# Dejan Kulusevski



## juventino (29 Ottobre 2019)

Centrocampista offensivo classe 2000 svedese di origine macedone in forza al Parma, ma di proprietà dell’Atalanta (con cui ha esordito la scorsa stagione). Dopo un inizio in sordina pare aver definitivamente ingranato, trovando i primi gol in Serie A e mettendo in fila una serie di prestazioni convincenti.
Considerato che i bergamaschi hanno Ilicic in scadenza è molto probabile che il prossimo anno rientrerà alla base al posto dello slovacco.


----------



## 7vinte (29 Ottobre 2019)

juventino ha scritto:


> Centrocampista offensivo classe 2000 svedese di origine macedone in forza al Parma, ma di proprietà dell’Atalanta (con cui ha esordito la scorsa stagione). Dopo un inizio in sordina pare aver definitivamente ingranato, trovando i primi gol in Serie A e mettendo in fila una serie di prestazioni convincenti.
> Considerato che i bergamaschi hanno Ilicic in scadenza è molto probabile che il prossimo anno rientrerà alla base al posto dello slovacco.

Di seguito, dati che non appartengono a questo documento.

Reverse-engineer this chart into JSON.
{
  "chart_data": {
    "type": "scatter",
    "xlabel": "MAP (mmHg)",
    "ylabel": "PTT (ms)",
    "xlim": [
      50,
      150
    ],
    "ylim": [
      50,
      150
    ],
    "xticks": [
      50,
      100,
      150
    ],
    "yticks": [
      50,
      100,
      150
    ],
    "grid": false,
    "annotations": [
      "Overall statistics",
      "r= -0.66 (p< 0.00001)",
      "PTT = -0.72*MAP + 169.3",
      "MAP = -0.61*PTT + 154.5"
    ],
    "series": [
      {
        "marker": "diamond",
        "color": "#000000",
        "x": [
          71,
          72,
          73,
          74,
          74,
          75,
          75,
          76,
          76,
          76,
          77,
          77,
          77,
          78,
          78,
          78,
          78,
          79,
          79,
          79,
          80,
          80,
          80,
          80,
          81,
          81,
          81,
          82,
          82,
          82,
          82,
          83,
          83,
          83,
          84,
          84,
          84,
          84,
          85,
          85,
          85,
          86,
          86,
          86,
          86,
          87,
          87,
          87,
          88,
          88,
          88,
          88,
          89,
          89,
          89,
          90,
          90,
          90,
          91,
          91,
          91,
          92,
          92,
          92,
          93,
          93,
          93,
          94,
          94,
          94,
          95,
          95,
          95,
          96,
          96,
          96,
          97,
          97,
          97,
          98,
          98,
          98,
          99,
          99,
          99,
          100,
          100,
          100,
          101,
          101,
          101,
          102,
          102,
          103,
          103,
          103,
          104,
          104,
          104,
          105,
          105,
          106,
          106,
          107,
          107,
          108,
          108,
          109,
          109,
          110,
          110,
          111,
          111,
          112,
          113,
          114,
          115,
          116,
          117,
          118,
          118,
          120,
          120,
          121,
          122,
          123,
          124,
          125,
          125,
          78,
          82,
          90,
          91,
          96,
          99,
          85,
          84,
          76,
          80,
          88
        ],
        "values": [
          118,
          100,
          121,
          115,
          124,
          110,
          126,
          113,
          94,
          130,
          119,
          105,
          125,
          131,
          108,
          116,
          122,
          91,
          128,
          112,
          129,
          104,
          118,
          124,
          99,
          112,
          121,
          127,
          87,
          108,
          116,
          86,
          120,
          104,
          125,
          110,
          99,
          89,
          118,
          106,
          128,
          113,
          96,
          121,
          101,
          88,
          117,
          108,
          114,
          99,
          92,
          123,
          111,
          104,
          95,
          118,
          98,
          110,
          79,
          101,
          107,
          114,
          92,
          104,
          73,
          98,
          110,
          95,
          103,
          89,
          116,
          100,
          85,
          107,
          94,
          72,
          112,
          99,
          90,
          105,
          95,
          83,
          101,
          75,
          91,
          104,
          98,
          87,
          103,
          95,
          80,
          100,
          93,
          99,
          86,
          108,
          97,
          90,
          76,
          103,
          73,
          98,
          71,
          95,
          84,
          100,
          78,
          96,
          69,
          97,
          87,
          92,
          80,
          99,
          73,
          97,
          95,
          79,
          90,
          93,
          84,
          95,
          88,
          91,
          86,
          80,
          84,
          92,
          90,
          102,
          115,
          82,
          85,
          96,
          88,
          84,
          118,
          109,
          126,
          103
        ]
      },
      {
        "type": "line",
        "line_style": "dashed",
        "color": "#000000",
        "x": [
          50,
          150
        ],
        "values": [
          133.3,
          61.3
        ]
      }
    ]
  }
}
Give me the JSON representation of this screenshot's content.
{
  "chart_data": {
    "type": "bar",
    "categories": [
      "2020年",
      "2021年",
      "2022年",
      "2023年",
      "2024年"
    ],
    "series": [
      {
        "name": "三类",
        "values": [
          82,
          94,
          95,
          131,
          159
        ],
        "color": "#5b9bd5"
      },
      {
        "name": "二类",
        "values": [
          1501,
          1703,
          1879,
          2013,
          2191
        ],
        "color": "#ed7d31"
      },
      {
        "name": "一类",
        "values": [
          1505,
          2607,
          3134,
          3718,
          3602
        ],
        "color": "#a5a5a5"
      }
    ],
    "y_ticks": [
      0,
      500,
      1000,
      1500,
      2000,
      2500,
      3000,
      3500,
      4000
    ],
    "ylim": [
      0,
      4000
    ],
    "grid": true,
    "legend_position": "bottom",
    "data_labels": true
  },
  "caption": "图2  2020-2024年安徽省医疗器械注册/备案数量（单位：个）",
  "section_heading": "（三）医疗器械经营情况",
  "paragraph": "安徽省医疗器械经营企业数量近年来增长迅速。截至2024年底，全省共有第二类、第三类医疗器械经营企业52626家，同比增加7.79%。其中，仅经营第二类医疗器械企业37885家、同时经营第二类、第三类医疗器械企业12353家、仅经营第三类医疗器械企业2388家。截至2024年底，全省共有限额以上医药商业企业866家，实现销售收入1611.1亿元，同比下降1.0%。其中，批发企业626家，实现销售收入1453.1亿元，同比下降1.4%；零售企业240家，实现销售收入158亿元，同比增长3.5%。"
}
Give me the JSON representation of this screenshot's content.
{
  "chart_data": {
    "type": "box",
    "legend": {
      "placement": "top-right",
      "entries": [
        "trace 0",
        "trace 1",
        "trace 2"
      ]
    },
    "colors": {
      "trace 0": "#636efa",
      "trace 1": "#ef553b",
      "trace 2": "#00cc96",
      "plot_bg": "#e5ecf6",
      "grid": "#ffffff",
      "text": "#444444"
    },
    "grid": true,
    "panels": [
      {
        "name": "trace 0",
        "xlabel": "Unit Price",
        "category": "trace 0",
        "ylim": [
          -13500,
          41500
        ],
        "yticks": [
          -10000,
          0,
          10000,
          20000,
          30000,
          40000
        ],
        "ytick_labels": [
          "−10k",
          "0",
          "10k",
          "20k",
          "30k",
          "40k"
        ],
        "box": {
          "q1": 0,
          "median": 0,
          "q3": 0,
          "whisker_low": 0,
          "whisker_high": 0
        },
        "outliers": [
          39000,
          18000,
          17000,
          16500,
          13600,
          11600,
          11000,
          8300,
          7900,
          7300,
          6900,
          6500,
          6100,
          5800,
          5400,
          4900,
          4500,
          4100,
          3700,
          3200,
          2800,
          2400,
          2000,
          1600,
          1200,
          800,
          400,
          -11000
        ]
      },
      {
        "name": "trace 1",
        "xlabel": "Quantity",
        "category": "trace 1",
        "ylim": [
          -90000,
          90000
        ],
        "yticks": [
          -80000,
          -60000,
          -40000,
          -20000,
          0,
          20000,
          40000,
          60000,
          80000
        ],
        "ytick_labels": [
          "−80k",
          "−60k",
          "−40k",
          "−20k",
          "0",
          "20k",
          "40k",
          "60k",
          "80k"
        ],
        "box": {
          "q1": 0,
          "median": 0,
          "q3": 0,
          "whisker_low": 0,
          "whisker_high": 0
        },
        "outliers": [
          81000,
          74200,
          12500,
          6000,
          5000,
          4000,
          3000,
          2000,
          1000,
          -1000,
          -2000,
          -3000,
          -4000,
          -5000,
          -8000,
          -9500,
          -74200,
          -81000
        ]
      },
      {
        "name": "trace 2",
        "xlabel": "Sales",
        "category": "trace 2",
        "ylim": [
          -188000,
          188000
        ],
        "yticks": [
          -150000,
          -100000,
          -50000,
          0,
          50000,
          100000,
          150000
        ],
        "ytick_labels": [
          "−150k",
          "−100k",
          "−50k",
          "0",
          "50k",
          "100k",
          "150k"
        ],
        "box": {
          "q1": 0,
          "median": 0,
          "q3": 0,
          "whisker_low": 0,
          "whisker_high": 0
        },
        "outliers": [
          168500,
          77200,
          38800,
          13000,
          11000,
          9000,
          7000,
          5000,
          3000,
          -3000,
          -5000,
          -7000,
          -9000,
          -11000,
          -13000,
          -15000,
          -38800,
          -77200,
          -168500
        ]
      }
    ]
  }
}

L'ho notato anche io, molto buono


----------



## juventino (11 Novembre 2019)

Altra bella prestazione con la Roma ieri.


----------



## Mou (11 Novembre 2019)

juventino ha scritto:


> Centrocampista offensivo classe 2000 svedese di origine macedone in forza al Parma, ma di proprietà dell’Atalanta (con cui ha esordito la scorsa stagione). Dopo un inizio in sordina pare aver definitivamente ingranato, trovando i primi gol in Serie A e mettendo in fila una serie di prestazioni convincenti.
> Considerato che i bergamaschi hanno Ilicic in scadenza è molto probabile che il prossimo anno rientrerà alla base al posto dello slovacco.



Errata corrige, Ilicic è sloveno.  Kulusevski è un altro dei buoni prospetti che l’Atalanta riesce a scovare e poi, spesso, a rivendere.


----------



## Goro (11 Novembre 2019)

Già che stia facendo bene fuori da Bergamo è un buon segno delle sue qualità reali


----------



## Albijol (11 Novembre 2019)

juventino ha scritto:


> Centrocampista offensivo classe 2000 svedese di origine macedone in forza al Parma, ma di proprietà dell’Atalanta (con cui ha esordito la scorsa stagione). Dopo un inizio in sordina pare aver definitivamente ingranato, trovando i primi gol in Serie A e mettendo in fila una serie di prestazioni convincenti.
> Considerato che i bergamaschi hanno Ilicic in scadenza è molto probabile che il prossimo anno rientrerà alla base al posto dello slovacco.



preso in 3 fanta su 4 mi sta regalando gioie immense.


----------